Vós sois uma baba para mim, por muitas gravatas que use sobre a
sua nulidade. Vós, venerável senhor das mãos conspurcadas, não
passais de mero lixo a ficar com as migalhas dos outros. Vós sois
um infeliz. Vós mereceis este poema. Para dizer ao mundo que
existiu, mas nunca soube olhar nos olhos de alguém, nunca soube
o que era o amor. E sem amor, sois um zero, uma nulidade absorvente
desta multiplicação de seres imundos e rastejantes no vazio silencioso
da modernidade. Aqui jaz então, um ser digno de todo o esquecimento.

4 de julho de 2011

Passageiros em Casa

Caminhos. Traços riscados na maresia do tempo. Um encontro infinito no mar.
Na soturna roda dentada da vida, vislumbras a falésia, azenha reescrita na
intrépida viagem em que embarcas. Partes desde os flancos da Ocidental
memória, até ao mais secreto lugarejo de África. Diante dos teus olhos, um
oásis pleno de silêncios. Choras secretamente e sem pudor na noite de estrelas
cintilantes. Estás perdido há longas jornadas, mas reencontras-te finalmente.
Sabes que o teu lugar sempre foi aqui, como outros, na filigrana do mundo.
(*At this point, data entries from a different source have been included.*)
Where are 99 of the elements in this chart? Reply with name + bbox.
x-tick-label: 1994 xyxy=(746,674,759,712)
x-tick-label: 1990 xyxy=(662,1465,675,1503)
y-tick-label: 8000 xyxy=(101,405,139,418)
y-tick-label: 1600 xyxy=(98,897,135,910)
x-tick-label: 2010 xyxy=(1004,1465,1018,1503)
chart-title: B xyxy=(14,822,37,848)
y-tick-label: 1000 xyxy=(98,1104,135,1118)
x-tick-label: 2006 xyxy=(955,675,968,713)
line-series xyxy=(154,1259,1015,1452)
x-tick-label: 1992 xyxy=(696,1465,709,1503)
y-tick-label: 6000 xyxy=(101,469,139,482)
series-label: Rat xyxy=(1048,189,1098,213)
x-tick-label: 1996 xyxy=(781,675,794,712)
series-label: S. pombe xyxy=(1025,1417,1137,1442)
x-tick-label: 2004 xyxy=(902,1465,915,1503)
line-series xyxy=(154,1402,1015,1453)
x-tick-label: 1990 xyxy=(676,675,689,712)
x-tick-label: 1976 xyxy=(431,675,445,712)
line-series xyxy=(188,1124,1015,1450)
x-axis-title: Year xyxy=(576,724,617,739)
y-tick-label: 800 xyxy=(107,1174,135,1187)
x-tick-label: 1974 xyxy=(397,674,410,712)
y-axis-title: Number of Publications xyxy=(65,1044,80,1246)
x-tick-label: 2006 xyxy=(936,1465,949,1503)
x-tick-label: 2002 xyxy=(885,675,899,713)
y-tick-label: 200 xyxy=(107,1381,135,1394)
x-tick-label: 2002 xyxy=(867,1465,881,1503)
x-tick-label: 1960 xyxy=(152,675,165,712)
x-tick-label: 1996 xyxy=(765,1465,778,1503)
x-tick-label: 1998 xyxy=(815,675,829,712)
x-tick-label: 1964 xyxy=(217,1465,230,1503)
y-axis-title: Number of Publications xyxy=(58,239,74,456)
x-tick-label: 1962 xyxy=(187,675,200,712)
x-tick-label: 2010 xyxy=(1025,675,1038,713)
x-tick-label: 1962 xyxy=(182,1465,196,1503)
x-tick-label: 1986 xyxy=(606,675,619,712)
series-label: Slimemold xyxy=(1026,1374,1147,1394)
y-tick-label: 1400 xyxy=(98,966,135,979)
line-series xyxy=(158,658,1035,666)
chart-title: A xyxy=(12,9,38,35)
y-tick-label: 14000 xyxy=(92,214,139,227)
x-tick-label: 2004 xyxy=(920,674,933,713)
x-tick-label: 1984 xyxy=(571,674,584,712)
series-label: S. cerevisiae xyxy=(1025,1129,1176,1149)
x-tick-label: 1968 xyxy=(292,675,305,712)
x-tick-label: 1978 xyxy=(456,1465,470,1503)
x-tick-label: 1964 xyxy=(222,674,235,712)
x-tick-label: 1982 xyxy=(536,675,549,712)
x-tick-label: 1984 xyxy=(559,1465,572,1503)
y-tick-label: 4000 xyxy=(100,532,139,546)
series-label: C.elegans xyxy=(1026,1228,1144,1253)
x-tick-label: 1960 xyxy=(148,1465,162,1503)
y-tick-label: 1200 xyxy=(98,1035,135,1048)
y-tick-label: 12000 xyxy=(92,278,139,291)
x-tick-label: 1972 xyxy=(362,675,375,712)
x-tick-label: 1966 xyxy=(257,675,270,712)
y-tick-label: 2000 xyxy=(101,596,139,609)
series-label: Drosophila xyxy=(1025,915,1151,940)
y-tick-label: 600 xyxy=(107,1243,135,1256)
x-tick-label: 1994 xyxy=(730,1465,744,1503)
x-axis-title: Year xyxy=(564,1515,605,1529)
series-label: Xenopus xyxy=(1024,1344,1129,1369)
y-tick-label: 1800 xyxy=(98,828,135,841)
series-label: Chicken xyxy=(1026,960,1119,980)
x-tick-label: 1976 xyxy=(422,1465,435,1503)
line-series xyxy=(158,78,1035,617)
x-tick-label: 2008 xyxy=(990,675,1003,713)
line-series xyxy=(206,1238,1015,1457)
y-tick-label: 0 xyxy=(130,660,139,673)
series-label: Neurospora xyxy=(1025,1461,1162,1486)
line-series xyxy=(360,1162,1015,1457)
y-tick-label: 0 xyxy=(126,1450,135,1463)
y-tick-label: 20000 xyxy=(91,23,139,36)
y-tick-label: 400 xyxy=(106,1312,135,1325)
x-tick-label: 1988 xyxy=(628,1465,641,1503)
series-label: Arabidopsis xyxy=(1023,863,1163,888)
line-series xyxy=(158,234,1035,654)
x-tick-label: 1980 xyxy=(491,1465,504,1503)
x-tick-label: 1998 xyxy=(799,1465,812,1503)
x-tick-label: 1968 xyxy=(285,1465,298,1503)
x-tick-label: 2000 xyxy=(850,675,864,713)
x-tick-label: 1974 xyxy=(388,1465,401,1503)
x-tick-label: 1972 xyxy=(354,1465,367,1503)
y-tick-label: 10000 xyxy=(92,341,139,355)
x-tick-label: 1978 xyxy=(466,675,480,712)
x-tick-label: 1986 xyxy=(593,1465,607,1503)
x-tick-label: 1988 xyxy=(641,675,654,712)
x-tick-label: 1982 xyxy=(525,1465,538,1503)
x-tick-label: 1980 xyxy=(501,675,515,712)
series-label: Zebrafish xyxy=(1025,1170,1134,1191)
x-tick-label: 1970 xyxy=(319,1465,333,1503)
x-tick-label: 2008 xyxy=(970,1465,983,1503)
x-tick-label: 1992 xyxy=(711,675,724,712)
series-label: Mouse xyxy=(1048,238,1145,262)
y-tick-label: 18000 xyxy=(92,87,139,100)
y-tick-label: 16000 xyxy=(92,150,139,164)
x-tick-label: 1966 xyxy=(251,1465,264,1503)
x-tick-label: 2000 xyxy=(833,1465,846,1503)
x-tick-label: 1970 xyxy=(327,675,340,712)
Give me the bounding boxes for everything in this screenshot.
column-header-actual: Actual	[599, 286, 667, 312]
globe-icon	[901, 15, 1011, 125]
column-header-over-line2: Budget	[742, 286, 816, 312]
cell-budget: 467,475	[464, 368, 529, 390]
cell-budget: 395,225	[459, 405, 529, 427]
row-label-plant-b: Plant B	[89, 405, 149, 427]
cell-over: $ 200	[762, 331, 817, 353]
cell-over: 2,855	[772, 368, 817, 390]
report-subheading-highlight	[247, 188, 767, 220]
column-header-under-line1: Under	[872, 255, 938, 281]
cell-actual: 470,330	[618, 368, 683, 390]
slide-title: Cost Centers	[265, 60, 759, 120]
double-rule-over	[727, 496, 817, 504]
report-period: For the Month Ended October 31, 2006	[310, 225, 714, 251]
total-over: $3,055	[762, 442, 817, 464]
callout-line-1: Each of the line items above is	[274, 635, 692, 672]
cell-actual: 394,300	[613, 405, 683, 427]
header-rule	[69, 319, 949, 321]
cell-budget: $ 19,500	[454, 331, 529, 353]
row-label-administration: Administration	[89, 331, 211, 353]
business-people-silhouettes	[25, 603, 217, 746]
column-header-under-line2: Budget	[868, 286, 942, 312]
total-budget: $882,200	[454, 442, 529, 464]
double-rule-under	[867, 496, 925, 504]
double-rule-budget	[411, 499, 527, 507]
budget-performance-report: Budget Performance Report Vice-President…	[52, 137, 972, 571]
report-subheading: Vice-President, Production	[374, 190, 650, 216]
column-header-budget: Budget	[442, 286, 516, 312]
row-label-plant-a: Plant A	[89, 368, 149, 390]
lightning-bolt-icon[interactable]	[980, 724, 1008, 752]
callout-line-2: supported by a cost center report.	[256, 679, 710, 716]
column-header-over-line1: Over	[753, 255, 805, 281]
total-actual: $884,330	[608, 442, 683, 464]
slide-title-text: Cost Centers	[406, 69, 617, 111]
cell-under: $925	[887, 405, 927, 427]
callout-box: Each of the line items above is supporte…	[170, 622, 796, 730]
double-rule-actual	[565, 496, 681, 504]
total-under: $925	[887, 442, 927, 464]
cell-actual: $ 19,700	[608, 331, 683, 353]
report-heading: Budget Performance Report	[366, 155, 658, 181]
Percebes o que te quero dizer, quando digo que o silêncio é o futuro? E que
o presente é um ruído enganoso, uma melopeia breve e intensa, cheia de
atavismos e grãos de areia na memória? O presente é insidioso, fácil e resplandecente.
Brilha na ociosidade do mundo. O presente é sedutor e acalenta a nossa vã esperança
do eterno. O presente brinda-nos com o fulgor energético da vivência. O aqui e agora
é uma brisa que sopra alarvemente na cabeça dos humanos, que tem a soberba de
recusar todas as outras hipóteses. Sem ele, mais ninguém. O presente é um bicho
solitário e inconsequente. No presente morre-se sempre. O presente é um não-lugar.

Anotei no meu diário de bordo, o fim-de-linha da viagem. Perscrutei no futuro as rotas
possíveis. Dilemas por resolver no percurso em que decido embarcar. Uma vida náufraga
na procura do invisível, as marcas no chão do silêncio pacificador. Diz o provérbio turco:
"Antes de me amares, tens de aprender a correr na neve sem deixar pegadas". Sem
o rasto do cansaço acumulado no limbo das paixões, sem a vaidade occipital dos
eufemismos. Com toda a graça do glaciar de Aletsch, subir e deixar-se envolver no
mundo sensível, sem olhar para trás e sem deixar visíveis marcas de arrependimento.
A viagem das nossas vidas é só de ida e o gelo derrete-se na ausência dos afectos.
Sempre foi assim e o percurso vai de etapa em etapa, até ao prémio de montanha
em que podemos finamente respirar o ar rarefeito da criação do pensamento.

Finalmente, a hora da dança em narrativas por desbravar, estórias marítimas de
andanças e casa-abrigo do nosso eu. Somos passageiros. Andamos a descobrir
qual a casa de cada um. No horizonte vasto da felicidade.